The transformation in the atmosphere, both on and off the pitch, has been a drastic one and Essington is a happier place – thanks to Smith's revolution.

Richards said: "He's just changed a few little bits to how he likes it. Everyone is enjoying the change and having a little bit more time to prepare in the morning! It's the little things that which count.

"We know what we're doing, we know what we're doing throughout the week, we've got itineraries instead of coming in and being told 'we're doing this'. We know what we're doing, it's all prepared and we're all benefitting from it.

"Before, day to day we weren't sure what we were doing but things are a lot better, we have a week plan and know what's happening, it's a bit more organised.

"It's not detrimental to the former manager but the way the gaffer has done things is brilliant."

Smith is aiming to stretch Walsall's unbeaten run to five games but will still be without injured skipper Darren Byfield who is nearing a return from a knee injury. Jason Price is available again after being ineligible to face parent club Carlisle.

Bournemouth are sweating on the fitness of left-back Rhoys Wiggins who has missed the last three games with a calf injury.

And new manager Lee Bradbury, who played with Smith at Sheffield Wednesday, is wary of the Saddlers' threat.

He said: "Dean was a very determined and hard-working player. He will have instilled that into his players.

"They have worked hard and have had some good results. They beat Bristol Rovers 6-1 and then won at Carlisle, which is not an easy place to win at. They have got their tails up at the moment but so have we.

"He is very professional and won't let anybody slack. That was the type of player he was and I'm sure he will make his players the same.

"It's different but they both bring different pressures. The pressure is on me to keep the team at the top of the table and for Dean it is to keep them in the division.

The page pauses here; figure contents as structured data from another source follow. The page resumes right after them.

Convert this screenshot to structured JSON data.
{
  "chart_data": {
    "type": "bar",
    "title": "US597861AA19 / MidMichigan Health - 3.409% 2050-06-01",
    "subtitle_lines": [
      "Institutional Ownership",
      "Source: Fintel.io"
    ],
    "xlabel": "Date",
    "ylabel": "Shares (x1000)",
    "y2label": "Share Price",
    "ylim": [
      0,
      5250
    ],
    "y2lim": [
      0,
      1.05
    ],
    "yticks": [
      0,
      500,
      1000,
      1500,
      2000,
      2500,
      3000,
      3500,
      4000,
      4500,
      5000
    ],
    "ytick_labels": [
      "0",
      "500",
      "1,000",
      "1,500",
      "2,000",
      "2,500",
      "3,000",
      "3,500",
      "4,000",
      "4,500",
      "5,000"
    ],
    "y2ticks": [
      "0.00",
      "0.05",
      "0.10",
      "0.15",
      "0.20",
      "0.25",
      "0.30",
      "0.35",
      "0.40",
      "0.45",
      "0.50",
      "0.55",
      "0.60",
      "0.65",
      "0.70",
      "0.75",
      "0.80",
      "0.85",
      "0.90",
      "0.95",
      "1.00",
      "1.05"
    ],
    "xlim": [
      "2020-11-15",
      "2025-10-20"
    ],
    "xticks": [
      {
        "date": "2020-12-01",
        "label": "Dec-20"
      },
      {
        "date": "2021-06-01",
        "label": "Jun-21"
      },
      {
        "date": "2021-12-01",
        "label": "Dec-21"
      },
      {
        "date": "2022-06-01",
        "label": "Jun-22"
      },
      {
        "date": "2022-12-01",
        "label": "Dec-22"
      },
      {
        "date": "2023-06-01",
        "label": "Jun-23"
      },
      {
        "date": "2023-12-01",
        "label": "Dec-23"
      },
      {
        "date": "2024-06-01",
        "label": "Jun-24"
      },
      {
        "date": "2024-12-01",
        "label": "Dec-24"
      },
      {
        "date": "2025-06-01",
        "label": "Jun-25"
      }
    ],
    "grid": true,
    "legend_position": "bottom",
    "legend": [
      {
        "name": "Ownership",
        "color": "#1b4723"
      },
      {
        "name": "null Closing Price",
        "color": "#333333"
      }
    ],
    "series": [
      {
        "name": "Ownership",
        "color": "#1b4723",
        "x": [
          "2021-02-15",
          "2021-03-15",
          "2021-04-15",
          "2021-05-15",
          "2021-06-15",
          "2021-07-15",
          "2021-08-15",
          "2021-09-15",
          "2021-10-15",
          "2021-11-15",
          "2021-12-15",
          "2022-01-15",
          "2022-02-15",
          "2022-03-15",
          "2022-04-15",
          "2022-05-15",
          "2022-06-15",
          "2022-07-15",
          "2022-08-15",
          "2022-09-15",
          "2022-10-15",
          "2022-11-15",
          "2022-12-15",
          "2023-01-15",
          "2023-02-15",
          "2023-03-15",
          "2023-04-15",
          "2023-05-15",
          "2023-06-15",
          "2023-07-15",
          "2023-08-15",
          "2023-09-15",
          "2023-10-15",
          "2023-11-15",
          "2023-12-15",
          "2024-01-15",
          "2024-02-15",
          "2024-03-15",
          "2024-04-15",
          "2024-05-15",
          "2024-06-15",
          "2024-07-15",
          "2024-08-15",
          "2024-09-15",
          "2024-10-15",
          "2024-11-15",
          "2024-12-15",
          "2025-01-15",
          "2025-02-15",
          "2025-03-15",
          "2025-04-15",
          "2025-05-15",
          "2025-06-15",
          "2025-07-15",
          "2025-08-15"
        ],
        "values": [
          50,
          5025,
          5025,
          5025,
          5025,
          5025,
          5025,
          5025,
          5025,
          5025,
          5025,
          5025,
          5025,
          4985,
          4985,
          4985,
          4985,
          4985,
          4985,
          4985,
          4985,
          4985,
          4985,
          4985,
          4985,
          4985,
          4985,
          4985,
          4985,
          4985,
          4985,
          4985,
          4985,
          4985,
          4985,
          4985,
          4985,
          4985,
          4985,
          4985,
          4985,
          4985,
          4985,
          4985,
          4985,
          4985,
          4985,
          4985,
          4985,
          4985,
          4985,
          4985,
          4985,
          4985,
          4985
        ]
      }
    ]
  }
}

"I would rather have my job that's for sure."

Bradbury also made eight appearances, scoring once, for the Saddlers in 2004 when they were relegated from the Championship.

He added: "I went on loan initially from Portsmouth after a bad knee injury to get some fitness. I wasn't offered another contract and they ended up taking me permanently.

"They were struggling in Championship at the time we ended up going down. It was a disappointing three months for me.

"It is a good club, good fans and a good board behind them, so I'm sure they will be OK."